Абсурдность этой ситуации заключалась в том, что до своего нового назначения Глухов был снят с должности директора школы в другом районе областного центра с формулировкой: «За непедагогические действия». Причём был снят по жалобам родителей и коллег. И начальство, зная об этом, снова доверило ему руководство школой. Однако это произошло не совсем предумышленно, а спонтанно. Елисей Глебович, как бывший технарь, не хотел возвращаться на завод, где когда-то работал инженером. Не для того он заочно окончил пединститут. И пришёл в отдел районного образования не того района, в котором работал директором школы, а в другой. И попал на приём к новому начальнику Чертакову Виктору Витальевичу. Тот его выслушал и сказал:

– Елисей Глебович, свободное место у нас есть. Из первой школы директора уволила учительница географии. Боюсь, что она и вас уволит, – сделал тот паузу, глядя пристально на Глухова, как у того зарделись щёки, а серые глаза засверкали, и Чертаков прибавил: – Но она всех достала. Если вы с ней справитесь, то вам и карты в руки.

– Виктор Витальевич, да ради бога, готов сразиться даже с дьяволом в юбке! – воскликнул тот, глядя пылающим взглядом.
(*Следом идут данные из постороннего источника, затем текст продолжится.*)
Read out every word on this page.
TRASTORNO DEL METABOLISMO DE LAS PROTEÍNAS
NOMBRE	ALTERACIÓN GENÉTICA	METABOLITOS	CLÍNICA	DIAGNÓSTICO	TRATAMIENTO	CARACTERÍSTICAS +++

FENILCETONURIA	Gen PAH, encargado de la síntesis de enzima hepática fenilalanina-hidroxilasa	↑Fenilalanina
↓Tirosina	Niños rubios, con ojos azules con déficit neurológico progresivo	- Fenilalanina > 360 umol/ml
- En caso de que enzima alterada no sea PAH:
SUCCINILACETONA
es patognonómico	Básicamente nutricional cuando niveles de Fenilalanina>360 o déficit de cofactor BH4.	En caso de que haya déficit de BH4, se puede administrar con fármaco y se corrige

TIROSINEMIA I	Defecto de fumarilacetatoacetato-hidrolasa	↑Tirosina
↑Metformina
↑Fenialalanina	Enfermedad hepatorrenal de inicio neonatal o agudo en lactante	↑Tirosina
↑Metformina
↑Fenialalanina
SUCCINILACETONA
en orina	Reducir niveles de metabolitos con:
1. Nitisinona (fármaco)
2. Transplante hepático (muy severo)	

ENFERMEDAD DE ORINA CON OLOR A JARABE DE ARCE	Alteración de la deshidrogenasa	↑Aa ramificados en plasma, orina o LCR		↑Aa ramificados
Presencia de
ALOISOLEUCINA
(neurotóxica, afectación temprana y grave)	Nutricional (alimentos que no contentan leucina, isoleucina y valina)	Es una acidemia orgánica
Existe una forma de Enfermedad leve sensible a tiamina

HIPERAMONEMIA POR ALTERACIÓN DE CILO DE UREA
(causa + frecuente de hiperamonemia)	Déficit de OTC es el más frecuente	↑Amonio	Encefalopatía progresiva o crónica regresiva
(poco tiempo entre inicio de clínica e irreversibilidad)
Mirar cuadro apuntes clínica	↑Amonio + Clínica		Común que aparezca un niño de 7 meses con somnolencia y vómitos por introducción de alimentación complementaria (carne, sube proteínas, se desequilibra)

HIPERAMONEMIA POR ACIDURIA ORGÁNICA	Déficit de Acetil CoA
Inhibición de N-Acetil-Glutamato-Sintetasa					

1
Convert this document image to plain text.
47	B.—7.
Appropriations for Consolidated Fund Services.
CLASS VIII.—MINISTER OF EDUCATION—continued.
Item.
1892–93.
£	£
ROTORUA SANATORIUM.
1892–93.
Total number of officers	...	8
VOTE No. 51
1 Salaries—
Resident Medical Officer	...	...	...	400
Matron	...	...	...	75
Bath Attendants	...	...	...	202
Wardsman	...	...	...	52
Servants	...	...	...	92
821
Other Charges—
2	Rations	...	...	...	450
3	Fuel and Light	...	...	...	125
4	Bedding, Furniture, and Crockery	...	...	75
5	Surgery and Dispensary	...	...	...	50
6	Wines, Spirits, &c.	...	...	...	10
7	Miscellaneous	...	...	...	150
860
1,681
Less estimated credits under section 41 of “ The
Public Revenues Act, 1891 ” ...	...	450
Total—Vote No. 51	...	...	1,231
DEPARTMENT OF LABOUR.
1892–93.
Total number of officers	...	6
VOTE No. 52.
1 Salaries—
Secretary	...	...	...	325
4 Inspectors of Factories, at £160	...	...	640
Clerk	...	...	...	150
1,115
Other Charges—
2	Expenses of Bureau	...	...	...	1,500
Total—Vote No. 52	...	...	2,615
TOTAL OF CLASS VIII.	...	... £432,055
И кандидатура Глухова была одобрена после того, как Чертаков переговорил с вышестоящим начальством – городским Лавировым и областным Гержаниковым.

– Учти, Виктор Витальевич, мы твой план не одобряем, – сказал Лавиров, переглянувшись с Гержаниковым. А тот лишь кивнул, давая договорить коллеге.

И Виктор Павлович продолжал:

– Если ты даёшь ещё шанс этому выскочке проявить себя, мы не запрещаем! Но о нашем разговоре забудь.

Чертаков ехидно и злобно усмехнулся, что-то сказал своим старшим коллегам и тотчас удалился, потирая довольно руки, видя себя в будущем заместителем начальника областного управления образования.

На следующий день Чертаков тщательно проинструктировал Глухова о дальнейших действиях в новой для него школе…

Что же касалось Шелковой, то она не знала, из-за чего Глухов был уволен, наоборот, увидев молодого человека с открытым приятным лицом, она поверила, что они поладят и совместно станут изживать недостатки.

Поначалу Глухов обнадёживал её ожидания; он делился своими творческими замыслами, и даже с тем, как претворить их, чтобы учителя сплотились в дружную семью. Но она не догадывалась, что Елисей Глебович, как умный лис, поддакивая, нарочно вызывал её на откровения. Шелкова охотно поведала о завучах, давала каждому меткие характеристики, особенно той, с кем у него обязательно возникнут проблемы. Но она не знала, что именно по подсказке Чертакова он добился с Бузенковой согласия на её изгнание из школы.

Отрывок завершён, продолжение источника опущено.